5.      Avez-vous d’autres observations ?

  • Le débat sur l’autonomie ne peut se réduire à une approche budgétaire (à coût constant) et administrative (l’approche par les droits des personnes doit primer)
  • Alerte dès à présent sur toutes les propositions qui visent à faire des économies comme celles concernant l’APA et l’AAH, piste déjà refusée par les associations lors de la réflexion sur le RUA
  • Alerte également sur la faible progressivité budgétaire proposé : 1Mds en 2021, 3 à 5 Mds en 2024 alors que même le rapport Libault estimait le besoin à 10Mds, sachant que la rapport Libault ne prenait en compte que les besoins du grand âge. L’estimation pour les PSH est à affiner
  • regrette qu’aucun scénario d’abrogation de la barrière d’âge des 60 ans, ni de son élargissement ne soit posé dans le rapport. Les membres demandent que les moyens d’une expérimentation soient intégrés dans le PLFSS 2021.
  • Ne pas inclure l’AEEH dans la 5e branche sans concertation et travaux préalables
  • Une carence du rapport : les financements départementaux. Si le rapport Vachey explore les pistes de financement de la nouvelle branche « autonomie », il n’aborde que les financements nationaux. Or concernant les prises en charge à domicile comme l’APA et la PCH, nous avons vu que la part des financements départementaux est non seulement majoritaire (60% pour l’APA et 70% pour la PCH) mais déjà insuffisante car aboutissant à un sous-financement structurel des SAAD et des employeurs directs dits handicapés. Il est regrettable que le rapport n’apporte aucune indication quant aux articulations entre la 5ème branche et les financements départementaux.
  • le transfert des dépenses et les recettes correspondantes dans la nouvelle branche  autonomie doit préserver à ce stade les 2 sous objectifs « ONDAM personnes âgées » et ONDAM personnes handicapées » pour garantir la prise en compte des spécificités de ces publics.
  • Il est impératif qu’une convergence (si elle se fait) n’ait pas lieu au détriment des droits des personnes en situation de handicap. En effet, « une prestation autonomie » doit répondre aux besoins après avoir analysé finement les besoins des personnes en situation de handicap et les réponses à leur apporter doivent être différenciées.
  • Affirme la nécessité de mesurer au préalable les impacts des propositions pour garantir qu’il n’y ait pas de perdants
  • Alerte sur la proposition de stopper le financement des CD pour les CAMSP. Dans le contexte actuel de la répartition des compétences, l’Anecamsp demande le maintien du financement conjoint assurance maladie/département indispensable à la pérennisation de l’ensemble des missions des Camsp (prévention, dépistage, diagnostic, soins, accompagnement des familles) garantissant un parcours sans ruptures des jeunes enfants.

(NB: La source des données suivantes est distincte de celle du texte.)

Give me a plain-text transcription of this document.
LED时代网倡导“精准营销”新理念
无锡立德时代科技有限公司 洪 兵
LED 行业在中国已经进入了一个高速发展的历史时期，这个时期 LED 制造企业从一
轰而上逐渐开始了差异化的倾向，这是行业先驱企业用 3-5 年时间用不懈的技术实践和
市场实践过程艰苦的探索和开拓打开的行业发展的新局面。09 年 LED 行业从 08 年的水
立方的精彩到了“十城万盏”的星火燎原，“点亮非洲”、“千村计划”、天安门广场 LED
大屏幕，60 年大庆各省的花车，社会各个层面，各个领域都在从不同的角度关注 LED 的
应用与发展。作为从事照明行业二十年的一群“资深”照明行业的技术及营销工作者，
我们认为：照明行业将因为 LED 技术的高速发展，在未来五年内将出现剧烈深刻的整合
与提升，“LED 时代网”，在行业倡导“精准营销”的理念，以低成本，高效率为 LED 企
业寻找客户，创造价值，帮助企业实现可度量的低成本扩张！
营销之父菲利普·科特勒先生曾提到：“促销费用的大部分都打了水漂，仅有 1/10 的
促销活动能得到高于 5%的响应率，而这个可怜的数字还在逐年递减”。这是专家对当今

Les ¾ des CPAM acceptent de rembourser les prises en charge complémentaires (PEC) aux suivis des Camsp. Il est inacceptable que malgré les directives de la CNAMTS et de la circulaire ministérielle, des familles soient dans l’obligation de choisir entre une rééducation libérale et une prise en charge pluridisciplinaire. Un texte réglementaire est nécessaire pour mettre fin à cette inégalité de traitement.

  • AJPP : Ne pas transférer l’AJPP dans la branche autonomie (car concerne aussi les familles ayant des enfants malades mais qui ne sont pas en situation de handicap) et il convient de distinguer maladie et autonomie. Cela s’inscrit dans la politique familiale pour des enfants malades, accidentés ou en situation de handicap.

Globalement, l’attractivité des métiers, la compensation et les ressources des personnes âgées et handicapées, l’accès à la citoyenneté et la lutte contre l’isolement, la reconnaissance du statut des aidants, l’accessibilité universelle… sont autant de points de convergences entre le secteur PA et PH qui nécessitent d’avoir une vision d’ensemble, ambitieuse et solidaire de la société.